Internal auditors reviewed the new system and created work instructions and quality policy updates. The new systems passed all internal tests. They were reviewed again as part of the recent yearly third-party audit and all new procedures and changes were found to be acceptable.

The quality of the work coming out of the sales department has improved since changes were implemented, with fewer mistakes and better communication of customer requirements to the manufacturing side. Continually monitoring the workloads and reshuffling tasks is just one more way the teamwork approach is successfully working.  


The new normal 

The new procedures are the new normal, with social distancing and remote working to be permanently integrated into regular company procedures. We have also benefited from the changes.
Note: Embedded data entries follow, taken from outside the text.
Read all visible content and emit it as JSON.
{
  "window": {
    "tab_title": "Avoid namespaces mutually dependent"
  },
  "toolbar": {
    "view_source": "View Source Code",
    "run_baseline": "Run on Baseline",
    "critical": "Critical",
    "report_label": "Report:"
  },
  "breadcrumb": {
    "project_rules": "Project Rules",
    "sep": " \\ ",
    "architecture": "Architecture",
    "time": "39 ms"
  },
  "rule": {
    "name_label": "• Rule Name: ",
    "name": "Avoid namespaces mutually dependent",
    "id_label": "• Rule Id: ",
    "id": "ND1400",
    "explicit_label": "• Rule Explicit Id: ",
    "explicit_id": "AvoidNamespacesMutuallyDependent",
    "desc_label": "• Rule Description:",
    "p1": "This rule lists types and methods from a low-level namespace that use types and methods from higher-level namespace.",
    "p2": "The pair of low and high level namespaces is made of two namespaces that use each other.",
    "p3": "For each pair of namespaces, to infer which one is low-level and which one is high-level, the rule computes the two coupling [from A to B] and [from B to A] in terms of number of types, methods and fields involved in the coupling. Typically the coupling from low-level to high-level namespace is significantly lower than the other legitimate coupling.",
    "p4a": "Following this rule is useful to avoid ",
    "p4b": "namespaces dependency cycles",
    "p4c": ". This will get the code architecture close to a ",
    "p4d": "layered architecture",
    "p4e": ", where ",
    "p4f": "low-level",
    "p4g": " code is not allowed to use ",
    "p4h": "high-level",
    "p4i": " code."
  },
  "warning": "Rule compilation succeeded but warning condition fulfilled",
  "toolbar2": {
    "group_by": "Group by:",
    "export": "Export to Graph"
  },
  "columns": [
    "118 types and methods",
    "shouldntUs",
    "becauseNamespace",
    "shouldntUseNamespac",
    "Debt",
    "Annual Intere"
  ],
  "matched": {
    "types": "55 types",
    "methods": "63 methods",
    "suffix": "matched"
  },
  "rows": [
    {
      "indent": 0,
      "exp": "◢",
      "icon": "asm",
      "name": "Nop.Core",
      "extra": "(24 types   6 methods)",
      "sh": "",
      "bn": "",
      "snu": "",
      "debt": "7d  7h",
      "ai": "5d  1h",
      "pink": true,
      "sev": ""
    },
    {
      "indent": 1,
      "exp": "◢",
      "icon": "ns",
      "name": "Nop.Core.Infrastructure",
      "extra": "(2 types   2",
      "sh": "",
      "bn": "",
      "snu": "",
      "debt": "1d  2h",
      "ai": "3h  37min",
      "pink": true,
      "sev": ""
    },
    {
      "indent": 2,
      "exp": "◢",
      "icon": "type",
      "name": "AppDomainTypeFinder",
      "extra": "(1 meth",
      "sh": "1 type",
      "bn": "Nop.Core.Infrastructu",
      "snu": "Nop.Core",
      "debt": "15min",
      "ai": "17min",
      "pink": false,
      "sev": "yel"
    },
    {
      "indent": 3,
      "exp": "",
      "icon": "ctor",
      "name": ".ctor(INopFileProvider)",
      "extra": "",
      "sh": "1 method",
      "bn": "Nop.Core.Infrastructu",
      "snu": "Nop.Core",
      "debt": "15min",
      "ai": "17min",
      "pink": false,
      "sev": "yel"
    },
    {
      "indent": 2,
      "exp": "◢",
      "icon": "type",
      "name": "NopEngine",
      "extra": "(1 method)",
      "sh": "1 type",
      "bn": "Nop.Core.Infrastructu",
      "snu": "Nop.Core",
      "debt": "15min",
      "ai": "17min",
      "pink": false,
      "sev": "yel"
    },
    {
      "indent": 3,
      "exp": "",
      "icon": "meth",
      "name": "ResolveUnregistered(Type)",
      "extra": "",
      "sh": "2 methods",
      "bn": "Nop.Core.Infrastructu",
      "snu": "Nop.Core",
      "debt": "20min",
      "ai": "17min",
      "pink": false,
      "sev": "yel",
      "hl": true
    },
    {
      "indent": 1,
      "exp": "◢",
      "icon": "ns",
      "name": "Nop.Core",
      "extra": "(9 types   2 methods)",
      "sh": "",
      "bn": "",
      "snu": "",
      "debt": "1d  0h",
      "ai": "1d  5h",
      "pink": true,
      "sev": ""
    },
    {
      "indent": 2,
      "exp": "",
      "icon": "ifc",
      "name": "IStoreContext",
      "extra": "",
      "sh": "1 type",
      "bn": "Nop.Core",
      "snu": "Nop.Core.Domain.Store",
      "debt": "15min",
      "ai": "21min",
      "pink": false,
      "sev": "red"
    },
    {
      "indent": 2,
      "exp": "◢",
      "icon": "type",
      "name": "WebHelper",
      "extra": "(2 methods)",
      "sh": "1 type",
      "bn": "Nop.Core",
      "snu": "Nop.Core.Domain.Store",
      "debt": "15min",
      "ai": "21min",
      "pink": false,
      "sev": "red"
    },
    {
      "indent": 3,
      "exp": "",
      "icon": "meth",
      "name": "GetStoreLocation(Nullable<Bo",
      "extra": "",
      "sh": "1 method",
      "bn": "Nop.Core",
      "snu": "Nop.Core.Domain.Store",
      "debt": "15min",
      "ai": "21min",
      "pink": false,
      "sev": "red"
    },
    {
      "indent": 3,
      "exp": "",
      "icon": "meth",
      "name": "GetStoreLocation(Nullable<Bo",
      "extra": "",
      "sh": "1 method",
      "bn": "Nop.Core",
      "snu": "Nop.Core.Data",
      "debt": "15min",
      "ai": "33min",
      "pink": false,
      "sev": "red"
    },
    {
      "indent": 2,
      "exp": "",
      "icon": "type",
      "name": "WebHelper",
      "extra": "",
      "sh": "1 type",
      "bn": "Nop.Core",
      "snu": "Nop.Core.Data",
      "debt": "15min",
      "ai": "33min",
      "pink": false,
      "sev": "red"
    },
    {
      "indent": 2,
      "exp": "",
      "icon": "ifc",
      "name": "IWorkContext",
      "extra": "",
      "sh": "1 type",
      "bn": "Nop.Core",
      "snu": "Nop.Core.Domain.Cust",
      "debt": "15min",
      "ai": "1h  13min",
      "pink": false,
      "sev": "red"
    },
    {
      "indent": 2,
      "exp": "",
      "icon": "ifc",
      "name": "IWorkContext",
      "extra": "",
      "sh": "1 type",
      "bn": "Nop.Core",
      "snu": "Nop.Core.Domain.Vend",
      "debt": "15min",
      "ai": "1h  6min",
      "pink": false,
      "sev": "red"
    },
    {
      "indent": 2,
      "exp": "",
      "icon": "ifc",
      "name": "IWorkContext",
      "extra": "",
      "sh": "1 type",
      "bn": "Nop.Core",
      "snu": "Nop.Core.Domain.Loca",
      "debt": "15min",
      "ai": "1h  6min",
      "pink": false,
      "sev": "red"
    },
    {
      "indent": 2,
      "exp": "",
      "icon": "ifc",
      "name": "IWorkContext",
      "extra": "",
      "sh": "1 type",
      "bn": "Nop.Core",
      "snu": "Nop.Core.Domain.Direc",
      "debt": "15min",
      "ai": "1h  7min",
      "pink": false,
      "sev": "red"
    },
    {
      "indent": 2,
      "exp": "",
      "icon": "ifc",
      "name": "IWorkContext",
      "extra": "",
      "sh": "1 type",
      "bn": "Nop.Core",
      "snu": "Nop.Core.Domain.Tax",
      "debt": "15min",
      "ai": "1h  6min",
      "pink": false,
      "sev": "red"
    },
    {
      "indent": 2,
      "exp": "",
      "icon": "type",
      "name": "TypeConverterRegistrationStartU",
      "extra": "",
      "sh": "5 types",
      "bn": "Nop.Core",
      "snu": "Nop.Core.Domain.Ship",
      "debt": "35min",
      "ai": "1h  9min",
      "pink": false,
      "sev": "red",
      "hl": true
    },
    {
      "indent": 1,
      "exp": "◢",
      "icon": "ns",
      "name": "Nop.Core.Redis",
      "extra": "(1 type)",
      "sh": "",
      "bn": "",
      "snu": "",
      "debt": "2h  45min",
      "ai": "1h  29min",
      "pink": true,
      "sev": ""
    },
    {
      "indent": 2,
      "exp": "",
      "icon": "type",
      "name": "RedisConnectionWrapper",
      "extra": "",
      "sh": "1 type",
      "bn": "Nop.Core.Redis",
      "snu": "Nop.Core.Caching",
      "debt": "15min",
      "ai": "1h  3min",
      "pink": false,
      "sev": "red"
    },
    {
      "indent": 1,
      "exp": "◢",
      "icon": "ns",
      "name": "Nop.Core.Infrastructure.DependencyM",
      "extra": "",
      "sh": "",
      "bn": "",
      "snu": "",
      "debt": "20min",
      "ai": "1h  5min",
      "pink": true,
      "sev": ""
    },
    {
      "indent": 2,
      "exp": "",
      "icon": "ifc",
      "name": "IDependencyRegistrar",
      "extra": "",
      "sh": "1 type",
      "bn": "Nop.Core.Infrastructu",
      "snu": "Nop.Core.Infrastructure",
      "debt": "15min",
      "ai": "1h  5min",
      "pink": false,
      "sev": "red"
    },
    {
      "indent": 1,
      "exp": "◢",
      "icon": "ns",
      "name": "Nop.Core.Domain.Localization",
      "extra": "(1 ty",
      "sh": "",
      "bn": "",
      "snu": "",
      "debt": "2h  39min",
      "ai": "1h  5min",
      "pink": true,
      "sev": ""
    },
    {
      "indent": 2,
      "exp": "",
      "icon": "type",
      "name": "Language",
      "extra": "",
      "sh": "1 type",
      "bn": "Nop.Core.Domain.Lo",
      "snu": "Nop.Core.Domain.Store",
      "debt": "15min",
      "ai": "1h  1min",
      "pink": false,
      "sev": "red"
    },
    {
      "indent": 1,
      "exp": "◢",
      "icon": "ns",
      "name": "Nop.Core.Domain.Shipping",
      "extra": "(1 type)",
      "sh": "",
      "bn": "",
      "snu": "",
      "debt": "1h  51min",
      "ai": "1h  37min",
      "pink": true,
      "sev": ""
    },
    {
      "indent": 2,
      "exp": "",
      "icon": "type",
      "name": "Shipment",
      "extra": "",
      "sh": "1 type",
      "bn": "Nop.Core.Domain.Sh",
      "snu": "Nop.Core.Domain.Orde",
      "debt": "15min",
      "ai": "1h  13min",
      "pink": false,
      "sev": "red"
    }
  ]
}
Our employees responded well by taking advantage of new software and new processes adopted during remote working to improve teamwork, taking our systems and transforming them into something even better. 

Yes, we still miss the personal touch, face-to-face interactions, and impromptu problem-solving that makes working in close proximity with colleagues so enriching; however, we also celebrate how the new systems adopted have greatly increased communication levels across the board and improved office staff productivity. In addition, we are reaping some great benefits from looking at all our operations and taking additional steps to ensure knowledge transfer and improve quality control. We have left behind some older ways of working, and we won’t be going back.